Hicri 492'de Gazne Sultanı Mesut oğlu İbrahim ölünce yerine oğlu III. Mesut geçerek hicri 508 yılma kadar iktidarda kaldı. Bu ta­rihte ölünce yerine her üç oğlu geçti.

Bunlardan biri Şirzat'tır. Kemalüddevle unvanını almıştı, hic­ri 509'da öldü. ikincisi Aslan'dır, Sultanüddevle unvanını almıştı. Hicri 512'de öldü. Üçüncüsü ise Behramşah'tır. Yeminüddevle un­vanını almıştı. Hicri 547 yılma kadar iktidarda kaldı.[4]

 

Ubeydiler

 

Ubeydi devletinin silahlı kuvvetler baş komutanı ve ülkenin iş­lerini yürüten vezir Bedrülcemali hicri 487 de öldü. Bu zat akıllı, faziletli ve alimleri seven bir devlet adamıydı. Ölünce yerine oğlu El-Efdal geçti. Sonra aynı yıl içinde Ubeydi hanedanından El-Mustansır da öldü. El-Mustansır yerine geçmek üzere büyük oğlu Nizar'ı veliaht seçmişti. Ne var ki vezir Bedrül cemali'nin oğlu El-Efdal, Nizar'ı devirerek onun yerine en küçük kardeşi Ahmet'i ge­çirdi. Ve ona EI-Müsta'li unvanını verdi. Bunun üzerine Nizar İs­kenderiye'ye kaçarak burada direnişe geçti.Ve kendisi için halktan bey'at almaya başladı. Ancak Ubeydilerin büyük veziri ve komuta­nı El-Efdal, Nizar'ın üzerine yürüyerek onu yenilgiye uğrattı. Esir aldı. Ve dört duvar arasına onu hapsederek ölünceye kadar onu bu şekilde tuttu. İşte ancak böylece ortalık El-Musta'li lehinde yatışa­bildi.

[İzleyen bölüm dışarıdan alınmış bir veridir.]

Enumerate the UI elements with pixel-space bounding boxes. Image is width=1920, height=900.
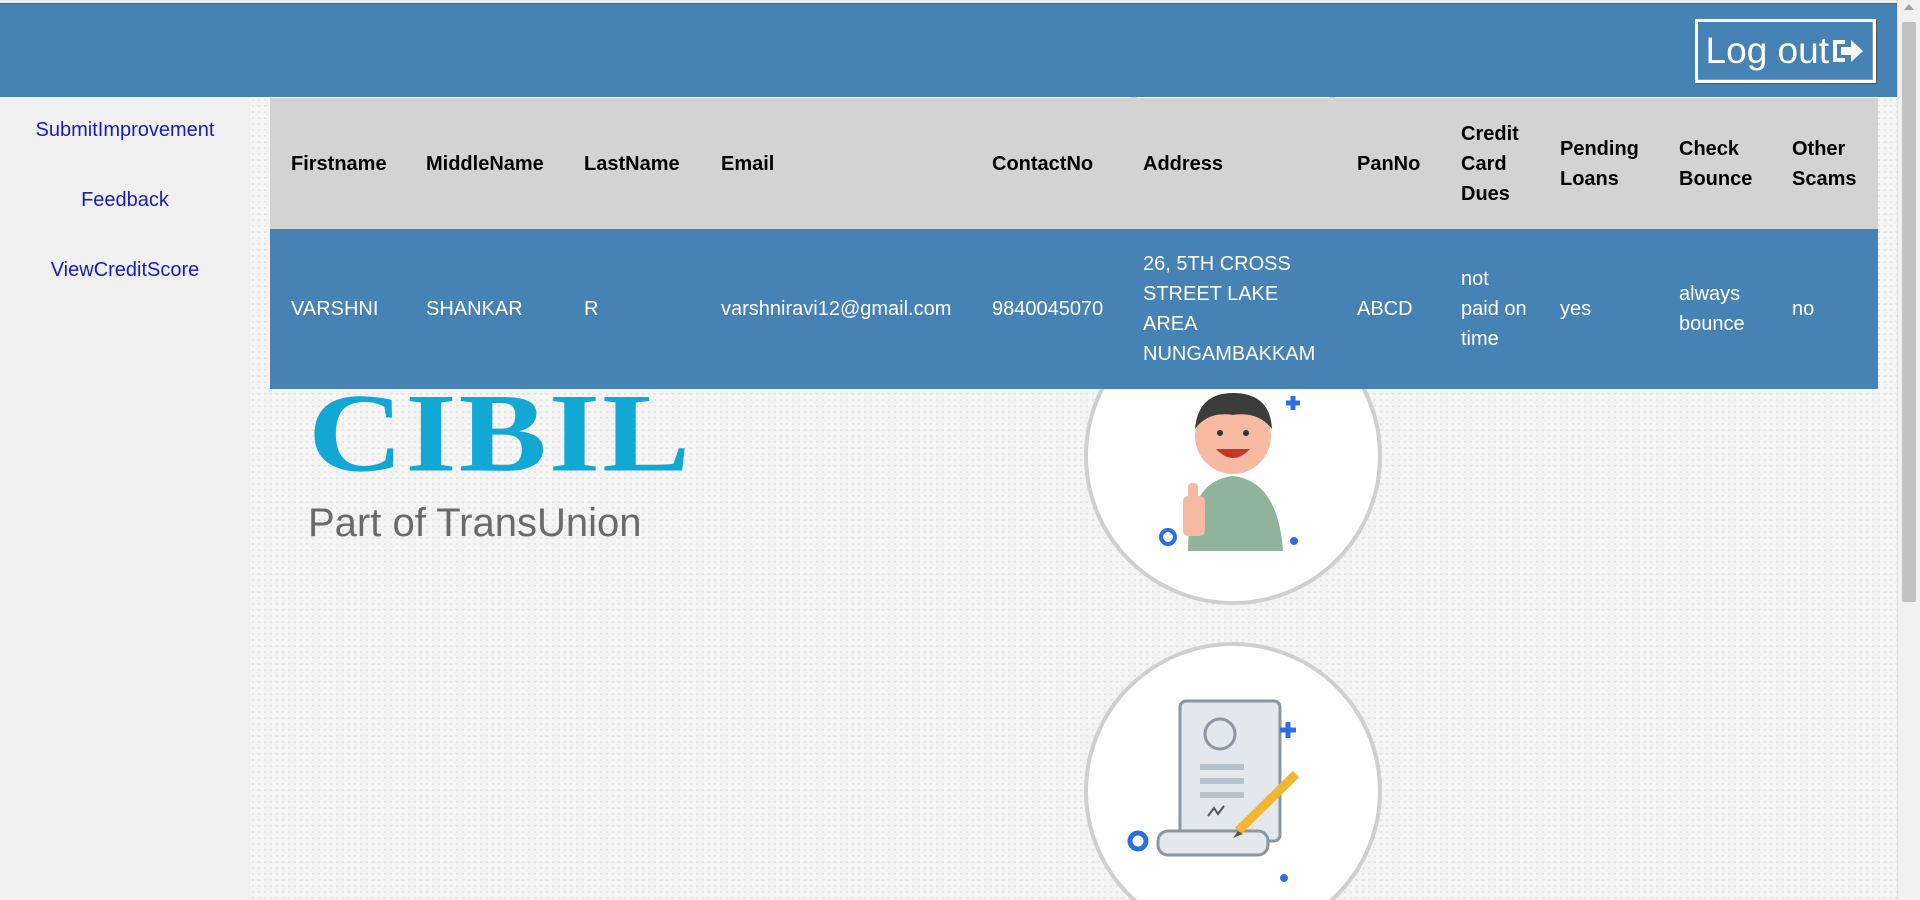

Hicri 490 yılında Halep, Antakya, El-Meara ve Şeyzer kentle­rinde bir ay müddetle hutbeler Ubeydiler adına okunmaya baş­landıysa da peşinden tekrar Abbasiler adına okunmaya devam edildi.

El-Müsta'li hicri 495 yılında Öldü. Bu sırada yirmisekiz yaşın­da bulunuyordu. Bu süre içerisinde yedi yıldan fazla işbaşında kal­dı. Sonra yerine beş yaşındaki oğlu El-Mansur Ebu Ali geçerek El-Amiru Biahkamillah unvanını aldı. Bunun iktidarı zamanında devlet işlerini Bedrülcemali'nin oğlu El-Efdal yönetiyordu.

Nizar devrilip işbaşından uzaklaştırılınca İsmaili Mezhebine mensup bir cemaat onun yerine geçen El-Müsta'li'nin halifeliğini tanımadılar. Ve Nizar'ın saflarında yerlerini aldılar. Nizar öldükten sonra da bu cemaatın inancına göre halifelik ya da imamlık sıfatı onun soyundan gelenlere ait bir sıfat olarak kaldı. îsmaili'lerden bu fraksiyon Doğu İsmailileri olarak tanınmaktadırlar.

El-Hasan Bin Sabah'm yandaşları olan ve Batınilerin bir gru­bunu oluşturan Afyoncular da bunlardandır. Vaktiyle gerek Haçlı savaşları sırasında cephelerde bulunan gerekse devlet işlerini yü­rütürken makamlarında bulunan birçok müslüman devlet adam­larının ve liderlerinin uğradıkları siyasi suikastlerde bu cemaatın çok büyük rolleri oldu. [5]

 

Zirioğulları

 

Hicri 502'de Kuzey Afrika hükümdarı Temim Bin El-Muiz Bin Badis öldü. Hoşgörü, cömertlik ve ihsan bakımından hükümdar­ların en hayırlısı idi. Kırkbir yıl işbaşında kaldı. Ve doksandokuz yıl yaşadı. Cesur ve zeki bir zattı. Çok güzel de malumatı vardı. Hoş­görülü idi. Ve ağır suç işleyenlere karşı çok affediciydi. Güzel şiirle­ri de var.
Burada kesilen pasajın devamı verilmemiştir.